A los 41 y enamorada de Santi Korovsky, la actriz habla con Revista GENTE de cómo convertirse en madre modificó su forma de ver la vida y de cómo cada uno de sus hijos le trajo nuevos aprendizajes. De las películas en DVD a las pantallas 24/7.
Celeste Cid no parece arrastrar nostalgias, sino aprendizajes. Hoy, a los 41, se muestra en el presente que necesitaba y con la certeza de que la maternidad es, quizás, el proyecto más sólido de su vida. Habla sin rodeos, con la naturalidad de quien atravesó etapas difíciles y aprendió a transformarlas en calma.
Se trata de esa calma que hoy asocia con la felicidad.
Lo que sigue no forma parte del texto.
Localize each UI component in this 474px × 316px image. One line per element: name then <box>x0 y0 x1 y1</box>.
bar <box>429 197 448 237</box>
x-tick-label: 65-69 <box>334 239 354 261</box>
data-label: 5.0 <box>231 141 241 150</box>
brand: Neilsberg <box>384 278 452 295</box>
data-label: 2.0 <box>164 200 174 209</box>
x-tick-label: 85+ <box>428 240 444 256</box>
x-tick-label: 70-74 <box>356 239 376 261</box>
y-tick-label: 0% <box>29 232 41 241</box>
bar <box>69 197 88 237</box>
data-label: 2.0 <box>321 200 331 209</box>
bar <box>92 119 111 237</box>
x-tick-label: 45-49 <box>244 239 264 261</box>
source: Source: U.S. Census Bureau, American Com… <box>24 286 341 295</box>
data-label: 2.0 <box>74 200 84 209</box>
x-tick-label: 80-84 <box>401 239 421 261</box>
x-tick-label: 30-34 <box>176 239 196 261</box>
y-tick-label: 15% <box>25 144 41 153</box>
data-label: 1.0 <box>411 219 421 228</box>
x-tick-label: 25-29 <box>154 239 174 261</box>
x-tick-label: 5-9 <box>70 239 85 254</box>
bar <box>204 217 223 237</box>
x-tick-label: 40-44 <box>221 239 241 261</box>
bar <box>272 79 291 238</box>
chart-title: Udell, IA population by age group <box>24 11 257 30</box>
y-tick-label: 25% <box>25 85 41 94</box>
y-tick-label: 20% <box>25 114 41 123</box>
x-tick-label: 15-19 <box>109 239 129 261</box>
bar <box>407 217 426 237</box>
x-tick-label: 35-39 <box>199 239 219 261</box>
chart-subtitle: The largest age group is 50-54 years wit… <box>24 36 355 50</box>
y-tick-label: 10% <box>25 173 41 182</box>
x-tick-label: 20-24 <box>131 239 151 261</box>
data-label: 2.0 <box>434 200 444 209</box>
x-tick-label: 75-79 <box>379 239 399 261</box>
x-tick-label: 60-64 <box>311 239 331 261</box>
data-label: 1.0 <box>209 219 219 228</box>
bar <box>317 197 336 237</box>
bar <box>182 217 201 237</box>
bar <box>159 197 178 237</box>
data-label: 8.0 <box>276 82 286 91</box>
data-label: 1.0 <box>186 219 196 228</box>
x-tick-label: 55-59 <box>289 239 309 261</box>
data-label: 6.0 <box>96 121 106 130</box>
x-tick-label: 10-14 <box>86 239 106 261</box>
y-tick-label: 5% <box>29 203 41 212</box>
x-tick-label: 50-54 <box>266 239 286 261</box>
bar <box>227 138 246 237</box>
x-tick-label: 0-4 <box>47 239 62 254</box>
No la de las fotos perfectas, sino la de los vínculos, las rutinas compartidas y el silencio de su hogar, cuando se convierte en refugio después de la exposición. “Ser madre me enseñó a pedir ayuda, a entender que no puedo con todo, y que eso también es empoderamiento”, confiesa a Revista GENTE sobre cómo la llegada de André, a sus 20 años, fruto de su relación con Emmanuel Horvilleur, y la de Antón, a sus 32, a raíz de su vínculo con Michel Noher, cambiaron su vida.

Ser madre a los 20 no fue lo mismo que a los 32. Celeste lo sabe y lo dice sin vueltas. André llegó cuando ella aún estaba en pleno ascenso televisivo, con resistencias internas y un mundo que todavía le resultaba demasiado grande. “Con André crecimos juntos”, recuerda. “Yo era muy joven, temerosa, me exigía todo el tiempo y buscaba hacerlo perfecto. Era abanderada en el colegio, demasiado autoexigente. Y esa vara también la llevé a la maternidad. A veces lloraba por sentir que no alcanzaba”, cuenta.
Doce años después, con Antón, la experiencia fue completamente distinta. Ya más madura, con más herramientas y una carrera consolidada, se encontró con otros desafíos: el mundo de las pantallas, los límites digitales y una crianza que demanda otras respuestas. “Con André mirábamos Cars una y otra vez hasta que se aprendía los diálogos. Con Antón el mundo ya era otro: videojuegos, redes, estímulos constantes. Y eso exige nuevas reglas, nuevos aprendizajes”, dice.
Entre ambas etapas hay un punto en común: la certeza de que la maternidad no se repite, se reinventa. “No hay manual, cada hijo te cambia la forma de mirar la vida. Y aunque a veces siento que sigo siendo la misma chica exigente que fui, la maternidad me enseñó a soltar. A decir ‘no puedo’, a aceptar ayuda y a entender que no se trata de poder con todo, sino de acompañar con amor”.